Model r2 statistics ranged from 0.78 to 0.99 for the share of the volumes predicted correctly. Prehospital data were of high value, and cardiac arrest (CA) prior to EMS arrival was on average the best predictor (tied with study week). COVID-19 Medicare claims volumes can predict COVID-19 death certificates (agreement), while viral respiratory Medicare claim volumes cannot predict Medicare COVID-19 claims (disagreement).
Prehospital EMS data should be considered when evaluating the severity of COVID-19 because prehospital CA known to EMS was the strongest predictor on average across indices.
公共卫生紧急事件几乎没有时间来开发新的监测手段。了解哪些预先存在的临床数据集适合用于监测具有很高的价值。2019 年冠状病毒病(COVID-19)为理解临床数据集在疾病监测中的适用性提供了一个自然的应用信息学实验。
本研究评估了遗留监测时间序列数据之间的一致性,并发现它们在用于了解 COVID-19 紧急情况严重程度方面的相对适用性。这里的适用性是指跨系列事件的统计一致性。
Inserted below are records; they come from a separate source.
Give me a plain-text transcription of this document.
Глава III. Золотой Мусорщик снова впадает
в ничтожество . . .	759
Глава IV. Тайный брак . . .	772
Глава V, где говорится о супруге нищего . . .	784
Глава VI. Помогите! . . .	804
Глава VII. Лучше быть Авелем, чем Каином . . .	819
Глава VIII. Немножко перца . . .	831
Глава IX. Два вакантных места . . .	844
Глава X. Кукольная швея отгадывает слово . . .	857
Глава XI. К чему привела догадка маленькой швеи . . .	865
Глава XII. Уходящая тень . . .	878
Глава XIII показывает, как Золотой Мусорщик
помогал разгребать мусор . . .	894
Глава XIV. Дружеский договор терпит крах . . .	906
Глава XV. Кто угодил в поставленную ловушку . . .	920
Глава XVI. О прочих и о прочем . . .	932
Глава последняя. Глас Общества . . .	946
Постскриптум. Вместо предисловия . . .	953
收集了美国 COVID-19 时代之前和期间的 13 个每周临床事件系列,并将其整合到(多)时间序列事件数据模型中。本研究考虑的数据源包括疾病控制与预防中心(CDC)归因于 COVID-19 的死亡率、CDC 的超额死亡率模型、国家紧急医疗服务(EMS)呼叫和医疗保险遭遇级别的索赔。病例以从 2015 年 1 月到 2021 年 6 月的周为索引,并拟合到分布式随机森林模型中。模型返回了从剩余时间序列中预测感兴趣系列时的变量重要性。
模型 r2 统计量范围为 0.78 到 0.99,用于预测正确的份额。院前数据具有很高的价值,并且 EMS 到达前的心脏骤停(CA)平均是最佳预测因素(与研究周并列)。COVID-19 医疗保险索赔量可以预测 COVID-19 死亡证明(一致性),而病毒呼吸道医疗保险索赔量不能预测医疗保险 COVID-19 索赔(不一致)。
在评估 COVID-19 的严重程度时应考虑院前 EMS 数据,因为院前 CA 已知对 EMS 是平均而言是所有指标中最强的预测因素。